The Militant(logo) 
    Vol.61/No.29           September 1, 1997 
 
 
The Great Society  

BY HARRY RING
The system that works - "The UK has become `massively' more unequal than it was 20 years ago, with the income of the richest tenth of the population equal to that of the entire bottom half... One in five people live in poverty." - The Independent, London.

They're on the case - Anthony Blair, Britain's new Labour prime minister, has given members of Parliament a three-month summer holiday, two weeks longer than previously.

Read-it-and-retch dep't -With many Spanish-speaking customers, Allied Insurance in Amarillo, Texas, hired Rosa Gonzales and Ester Hernández, both of whom are bilingual. Then they fired them for speaking Spanish to each other. Co- owner Linda Polk said they were "very rude for speaking a language we don't understand." They were hired, she declared, "to speak Spanish to non-American-speaking people," not to each other.

It figures - Addison, a Chicago suburb, settled a bias claim by Latino families targeted for urban removal to make way for a condo and town house development. Those being pushed out will receive up to $7,000 each, for a total of $1.8 million. Their lawyers will receive $2.5 million.

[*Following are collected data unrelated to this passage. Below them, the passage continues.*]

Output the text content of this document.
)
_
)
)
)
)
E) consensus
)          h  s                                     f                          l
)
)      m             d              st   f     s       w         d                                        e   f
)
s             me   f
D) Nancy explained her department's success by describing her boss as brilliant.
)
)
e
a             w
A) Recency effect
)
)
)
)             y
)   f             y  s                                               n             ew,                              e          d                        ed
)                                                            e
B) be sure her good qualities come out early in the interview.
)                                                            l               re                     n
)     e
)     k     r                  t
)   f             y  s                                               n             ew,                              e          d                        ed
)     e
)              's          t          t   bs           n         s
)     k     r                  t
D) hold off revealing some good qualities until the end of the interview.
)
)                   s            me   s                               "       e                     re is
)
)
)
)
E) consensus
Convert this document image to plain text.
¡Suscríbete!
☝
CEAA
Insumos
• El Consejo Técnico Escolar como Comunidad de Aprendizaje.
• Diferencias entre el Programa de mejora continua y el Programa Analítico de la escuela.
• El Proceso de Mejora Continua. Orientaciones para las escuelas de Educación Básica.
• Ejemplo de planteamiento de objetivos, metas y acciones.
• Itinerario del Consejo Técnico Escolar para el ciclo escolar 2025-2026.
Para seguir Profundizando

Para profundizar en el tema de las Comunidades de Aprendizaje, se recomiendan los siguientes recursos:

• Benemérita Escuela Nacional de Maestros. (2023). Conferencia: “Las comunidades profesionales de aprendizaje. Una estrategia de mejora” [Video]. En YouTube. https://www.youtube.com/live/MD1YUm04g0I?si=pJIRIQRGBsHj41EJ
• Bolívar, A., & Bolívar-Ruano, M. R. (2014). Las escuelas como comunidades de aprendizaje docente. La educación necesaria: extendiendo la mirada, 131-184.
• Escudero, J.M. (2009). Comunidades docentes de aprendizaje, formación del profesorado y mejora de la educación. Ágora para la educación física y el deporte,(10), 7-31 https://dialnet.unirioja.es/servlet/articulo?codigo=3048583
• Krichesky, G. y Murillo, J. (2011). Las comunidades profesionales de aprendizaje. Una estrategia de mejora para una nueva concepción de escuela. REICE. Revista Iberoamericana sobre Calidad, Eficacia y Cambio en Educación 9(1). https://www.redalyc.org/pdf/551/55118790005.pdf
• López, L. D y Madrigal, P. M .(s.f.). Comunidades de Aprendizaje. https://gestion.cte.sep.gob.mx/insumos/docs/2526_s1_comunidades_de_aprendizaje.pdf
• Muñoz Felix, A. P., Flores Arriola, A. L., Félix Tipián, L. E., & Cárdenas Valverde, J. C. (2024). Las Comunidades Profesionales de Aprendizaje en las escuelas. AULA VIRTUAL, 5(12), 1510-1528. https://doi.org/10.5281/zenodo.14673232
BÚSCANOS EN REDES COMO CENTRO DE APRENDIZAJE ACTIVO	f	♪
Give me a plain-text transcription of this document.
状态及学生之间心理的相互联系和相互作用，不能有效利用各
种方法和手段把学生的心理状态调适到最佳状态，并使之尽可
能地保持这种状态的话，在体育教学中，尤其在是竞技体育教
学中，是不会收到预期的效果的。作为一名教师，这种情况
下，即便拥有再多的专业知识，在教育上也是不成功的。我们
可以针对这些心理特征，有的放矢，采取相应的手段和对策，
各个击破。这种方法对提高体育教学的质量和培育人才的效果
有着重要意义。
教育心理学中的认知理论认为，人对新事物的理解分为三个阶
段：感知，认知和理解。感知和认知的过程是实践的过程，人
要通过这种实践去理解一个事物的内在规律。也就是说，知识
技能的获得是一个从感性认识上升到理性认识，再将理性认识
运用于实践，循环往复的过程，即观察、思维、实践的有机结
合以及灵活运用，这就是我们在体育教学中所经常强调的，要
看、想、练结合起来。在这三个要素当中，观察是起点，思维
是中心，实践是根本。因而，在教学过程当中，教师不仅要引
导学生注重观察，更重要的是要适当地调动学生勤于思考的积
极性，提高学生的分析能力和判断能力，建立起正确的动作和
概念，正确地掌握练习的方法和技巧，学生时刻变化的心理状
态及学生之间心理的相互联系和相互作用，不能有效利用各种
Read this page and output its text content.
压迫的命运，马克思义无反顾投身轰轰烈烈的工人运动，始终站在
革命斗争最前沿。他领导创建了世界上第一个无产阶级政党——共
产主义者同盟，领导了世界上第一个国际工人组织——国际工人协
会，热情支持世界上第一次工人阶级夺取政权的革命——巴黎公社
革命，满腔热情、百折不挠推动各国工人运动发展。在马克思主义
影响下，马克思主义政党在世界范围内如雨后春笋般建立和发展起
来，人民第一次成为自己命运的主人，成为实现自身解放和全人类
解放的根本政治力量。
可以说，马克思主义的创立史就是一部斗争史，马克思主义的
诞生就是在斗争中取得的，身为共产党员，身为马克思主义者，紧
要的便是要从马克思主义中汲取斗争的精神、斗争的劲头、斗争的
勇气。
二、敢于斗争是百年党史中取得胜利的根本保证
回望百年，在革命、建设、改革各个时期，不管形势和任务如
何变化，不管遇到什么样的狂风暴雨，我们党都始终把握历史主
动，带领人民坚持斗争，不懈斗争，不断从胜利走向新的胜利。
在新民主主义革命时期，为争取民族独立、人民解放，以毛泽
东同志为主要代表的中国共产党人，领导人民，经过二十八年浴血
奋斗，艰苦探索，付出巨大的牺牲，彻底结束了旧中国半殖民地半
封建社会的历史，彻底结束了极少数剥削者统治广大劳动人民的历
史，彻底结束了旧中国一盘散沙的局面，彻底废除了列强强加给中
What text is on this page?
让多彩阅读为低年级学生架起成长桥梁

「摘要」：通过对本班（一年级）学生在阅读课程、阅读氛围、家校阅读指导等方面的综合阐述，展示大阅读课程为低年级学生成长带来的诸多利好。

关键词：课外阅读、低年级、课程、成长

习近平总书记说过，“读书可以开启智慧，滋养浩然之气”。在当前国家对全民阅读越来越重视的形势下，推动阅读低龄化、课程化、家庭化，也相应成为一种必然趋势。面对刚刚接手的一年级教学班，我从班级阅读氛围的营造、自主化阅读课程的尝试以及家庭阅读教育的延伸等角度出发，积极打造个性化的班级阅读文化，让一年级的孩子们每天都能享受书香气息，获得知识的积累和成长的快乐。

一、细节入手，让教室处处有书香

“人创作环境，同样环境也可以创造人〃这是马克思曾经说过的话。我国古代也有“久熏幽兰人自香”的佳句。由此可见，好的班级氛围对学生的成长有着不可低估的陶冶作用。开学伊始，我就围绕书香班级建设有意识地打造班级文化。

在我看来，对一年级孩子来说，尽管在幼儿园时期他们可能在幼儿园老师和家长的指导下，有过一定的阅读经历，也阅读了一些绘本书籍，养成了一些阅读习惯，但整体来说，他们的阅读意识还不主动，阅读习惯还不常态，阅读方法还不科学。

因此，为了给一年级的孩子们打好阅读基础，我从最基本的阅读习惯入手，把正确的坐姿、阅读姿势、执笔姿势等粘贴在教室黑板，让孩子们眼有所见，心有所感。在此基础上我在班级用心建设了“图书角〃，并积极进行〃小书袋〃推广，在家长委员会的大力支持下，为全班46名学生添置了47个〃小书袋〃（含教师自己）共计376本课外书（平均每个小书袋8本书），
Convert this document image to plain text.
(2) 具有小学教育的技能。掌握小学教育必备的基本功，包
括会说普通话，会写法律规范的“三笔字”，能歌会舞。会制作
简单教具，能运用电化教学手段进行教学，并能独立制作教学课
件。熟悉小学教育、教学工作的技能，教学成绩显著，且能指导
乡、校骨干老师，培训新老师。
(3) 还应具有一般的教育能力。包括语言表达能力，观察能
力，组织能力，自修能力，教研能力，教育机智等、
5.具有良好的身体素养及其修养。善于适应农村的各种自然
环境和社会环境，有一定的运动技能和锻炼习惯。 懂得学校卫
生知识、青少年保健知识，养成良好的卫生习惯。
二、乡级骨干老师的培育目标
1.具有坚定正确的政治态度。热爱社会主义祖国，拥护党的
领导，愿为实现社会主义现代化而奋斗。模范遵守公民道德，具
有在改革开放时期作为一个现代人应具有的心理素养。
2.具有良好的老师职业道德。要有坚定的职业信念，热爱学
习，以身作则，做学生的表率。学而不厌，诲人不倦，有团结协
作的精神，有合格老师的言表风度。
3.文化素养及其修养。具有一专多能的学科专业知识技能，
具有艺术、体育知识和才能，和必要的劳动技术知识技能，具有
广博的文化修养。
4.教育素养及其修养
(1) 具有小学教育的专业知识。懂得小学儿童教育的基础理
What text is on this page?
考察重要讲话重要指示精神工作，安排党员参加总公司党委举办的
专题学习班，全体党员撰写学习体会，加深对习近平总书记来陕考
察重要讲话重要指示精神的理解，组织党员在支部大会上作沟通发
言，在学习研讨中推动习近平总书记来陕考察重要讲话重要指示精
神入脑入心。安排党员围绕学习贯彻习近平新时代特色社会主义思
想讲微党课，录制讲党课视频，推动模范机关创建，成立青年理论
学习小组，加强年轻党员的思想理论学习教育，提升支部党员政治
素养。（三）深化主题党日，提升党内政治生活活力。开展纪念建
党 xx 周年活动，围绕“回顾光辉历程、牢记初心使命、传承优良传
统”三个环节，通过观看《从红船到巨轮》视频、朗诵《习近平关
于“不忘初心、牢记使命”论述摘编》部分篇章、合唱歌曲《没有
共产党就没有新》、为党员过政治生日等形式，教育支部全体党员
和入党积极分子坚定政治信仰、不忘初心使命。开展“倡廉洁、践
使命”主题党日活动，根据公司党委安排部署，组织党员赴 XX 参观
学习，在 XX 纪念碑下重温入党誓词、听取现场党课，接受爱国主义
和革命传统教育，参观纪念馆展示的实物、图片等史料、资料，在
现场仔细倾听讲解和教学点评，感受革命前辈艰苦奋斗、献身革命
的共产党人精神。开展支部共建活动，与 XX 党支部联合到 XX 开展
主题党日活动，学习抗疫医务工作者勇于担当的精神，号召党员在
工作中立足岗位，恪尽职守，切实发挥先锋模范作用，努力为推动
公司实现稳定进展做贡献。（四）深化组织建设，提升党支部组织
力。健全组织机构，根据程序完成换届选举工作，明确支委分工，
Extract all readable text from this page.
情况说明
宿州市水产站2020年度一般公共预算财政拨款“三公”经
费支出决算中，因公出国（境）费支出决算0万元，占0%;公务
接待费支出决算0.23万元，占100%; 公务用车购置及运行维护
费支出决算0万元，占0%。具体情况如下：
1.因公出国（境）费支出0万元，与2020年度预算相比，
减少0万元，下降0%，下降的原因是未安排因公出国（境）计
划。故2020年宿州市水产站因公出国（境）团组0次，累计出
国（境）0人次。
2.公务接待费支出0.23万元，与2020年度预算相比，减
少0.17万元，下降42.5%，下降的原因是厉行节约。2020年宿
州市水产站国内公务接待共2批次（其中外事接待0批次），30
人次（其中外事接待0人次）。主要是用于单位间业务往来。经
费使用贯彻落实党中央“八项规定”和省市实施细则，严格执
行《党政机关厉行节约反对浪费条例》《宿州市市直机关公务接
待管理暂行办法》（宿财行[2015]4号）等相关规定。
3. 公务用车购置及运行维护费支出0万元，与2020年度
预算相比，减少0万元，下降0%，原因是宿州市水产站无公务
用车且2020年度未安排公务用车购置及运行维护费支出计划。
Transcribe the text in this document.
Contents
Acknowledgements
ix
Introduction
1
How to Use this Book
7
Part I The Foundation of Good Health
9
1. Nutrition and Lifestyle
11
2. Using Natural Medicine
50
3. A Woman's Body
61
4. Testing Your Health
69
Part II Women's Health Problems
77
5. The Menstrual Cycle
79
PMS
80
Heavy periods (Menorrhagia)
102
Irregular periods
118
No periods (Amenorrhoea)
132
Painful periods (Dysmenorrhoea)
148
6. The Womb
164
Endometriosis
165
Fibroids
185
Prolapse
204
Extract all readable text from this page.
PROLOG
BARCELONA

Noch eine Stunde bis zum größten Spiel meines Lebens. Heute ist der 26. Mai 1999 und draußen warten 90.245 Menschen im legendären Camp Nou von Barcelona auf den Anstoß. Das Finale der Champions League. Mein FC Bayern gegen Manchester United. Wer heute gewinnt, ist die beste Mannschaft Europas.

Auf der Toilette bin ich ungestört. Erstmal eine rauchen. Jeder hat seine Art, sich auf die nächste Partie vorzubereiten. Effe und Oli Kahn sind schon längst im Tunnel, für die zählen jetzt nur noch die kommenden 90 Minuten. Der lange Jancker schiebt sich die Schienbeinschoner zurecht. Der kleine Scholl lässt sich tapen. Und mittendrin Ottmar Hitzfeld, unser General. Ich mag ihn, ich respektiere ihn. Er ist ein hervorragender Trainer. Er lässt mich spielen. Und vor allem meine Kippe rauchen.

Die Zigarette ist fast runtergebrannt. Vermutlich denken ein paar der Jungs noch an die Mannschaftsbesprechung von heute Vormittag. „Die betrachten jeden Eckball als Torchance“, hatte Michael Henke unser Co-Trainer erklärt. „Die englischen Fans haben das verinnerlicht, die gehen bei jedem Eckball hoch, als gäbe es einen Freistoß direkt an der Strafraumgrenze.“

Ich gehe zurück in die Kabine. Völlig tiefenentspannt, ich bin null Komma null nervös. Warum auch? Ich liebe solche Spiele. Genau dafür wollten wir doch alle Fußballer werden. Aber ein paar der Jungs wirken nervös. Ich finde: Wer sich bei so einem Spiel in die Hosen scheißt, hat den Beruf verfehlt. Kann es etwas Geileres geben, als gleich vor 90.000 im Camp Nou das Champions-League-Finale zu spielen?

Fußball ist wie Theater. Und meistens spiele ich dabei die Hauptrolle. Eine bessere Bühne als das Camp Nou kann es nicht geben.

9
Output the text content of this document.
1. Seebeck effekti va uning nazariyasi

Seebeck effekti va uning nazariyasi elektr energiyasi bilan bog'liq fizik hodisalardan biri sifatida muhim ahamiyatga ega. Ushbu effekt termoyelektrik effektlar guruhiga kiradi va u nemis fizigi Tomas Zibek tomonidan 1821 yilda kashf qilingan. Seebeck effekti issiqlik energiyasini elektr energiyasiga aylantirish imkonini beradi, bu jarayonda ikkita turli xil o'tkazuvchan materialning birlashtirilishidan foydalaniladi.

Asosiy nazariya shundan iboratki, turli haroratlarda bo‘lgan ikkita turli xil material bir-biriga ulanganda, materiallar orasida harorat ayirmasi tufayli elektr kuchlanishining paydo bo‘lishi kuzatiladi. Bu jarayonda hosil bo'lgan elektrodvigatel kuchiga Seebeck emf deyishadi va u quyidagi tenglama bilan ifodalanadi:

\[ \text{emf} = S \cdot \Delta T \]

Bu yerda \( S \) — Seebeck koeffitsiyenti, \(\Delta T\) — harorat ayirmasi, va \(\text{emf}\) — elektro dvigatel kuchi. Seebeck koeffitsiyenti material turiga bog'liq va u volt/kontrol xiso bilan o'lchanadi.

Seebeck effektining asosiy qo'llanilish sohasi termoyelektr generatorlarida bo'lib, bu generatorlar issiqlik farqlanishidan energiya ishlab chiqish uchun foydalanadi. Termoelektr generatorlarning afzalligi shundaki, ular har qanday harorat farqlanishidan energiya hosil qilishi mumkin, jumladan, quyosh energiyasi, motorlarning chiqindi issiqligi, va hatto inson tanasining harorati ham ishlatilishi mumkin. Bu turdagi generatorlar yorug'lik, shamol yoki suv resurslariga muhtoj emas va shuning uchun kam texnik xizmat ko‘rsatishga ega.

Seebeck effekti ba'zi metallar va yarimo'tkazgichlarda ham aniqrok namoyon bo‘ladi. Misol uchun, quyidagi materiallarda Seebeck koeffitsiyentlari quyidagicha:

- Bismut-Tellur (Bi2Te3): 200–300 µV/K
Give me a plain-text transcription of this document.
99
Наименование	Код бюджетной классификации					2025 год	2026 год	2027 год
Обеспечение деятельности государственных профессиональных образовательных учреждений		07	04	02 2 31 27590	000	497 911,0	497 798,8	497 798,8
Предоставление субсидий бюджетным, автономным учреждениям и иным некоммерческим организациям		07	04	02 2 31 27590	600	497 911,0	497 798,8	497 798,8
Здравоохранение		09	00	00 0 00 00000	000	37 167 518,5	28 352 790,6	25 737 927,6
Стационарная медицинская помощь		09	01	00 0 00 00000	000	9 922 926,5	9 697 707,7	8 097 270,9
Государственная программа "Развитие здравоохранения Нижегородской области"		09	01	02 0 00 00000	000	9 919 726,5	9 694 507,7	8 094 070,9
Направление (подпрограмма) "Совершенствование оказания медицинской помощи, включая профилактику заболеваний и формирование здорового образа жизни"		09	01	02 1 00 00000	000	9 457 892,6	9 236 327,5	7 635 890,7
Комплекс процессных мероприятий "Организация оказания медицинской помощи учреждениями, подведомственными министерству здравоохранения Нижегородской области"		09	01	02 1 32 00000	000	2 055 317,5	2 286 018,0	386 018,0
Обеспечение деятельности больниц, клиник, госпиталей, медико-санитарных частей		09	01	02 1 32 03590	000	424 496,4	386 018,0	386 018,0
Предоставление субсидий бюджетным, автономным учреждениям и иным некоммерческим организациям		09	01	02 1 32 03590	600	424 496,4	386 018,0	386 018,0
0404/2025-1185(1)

`Racist? Us?' - "I don't think it's a racial issue; it's a cultural issue. We have our well-established Hispanics that have lived here for years that are the average American type. And then, there is the immigrant group that has much closer ties to Hispanic culture." - The mayor of Addison.

One of them safety nuts - The Labor Department ruled that Steven Jones had been illegally terminated as safety manager at the Army's Utah incinerator for burning obsolete, deadly chemical weapons. Jones was bounced for refusing to certify that 3,016 hazards at the incinerator were an "acceptable" risk.

Can drive you crazy - With the employment rate up, there were fewer applicants for jobs at next month's Puyallup state fair in western Washington. Bleated Richard Johnson, a state jobs director: "This is awful... Last year they were wrapped around the building and half way down the block... People already have jobs this year. That's a scary thing for us."

Gotcha - British regulations stipulate that truck drivers can't be made to work more than 10 hours in a 24- hour period. But, the Dept. of Transportation admits, a loophole makes it possible to require workers to put in 20- hour stretches - ten at the end of one 24-hour period, plus 10 more at the start of the next.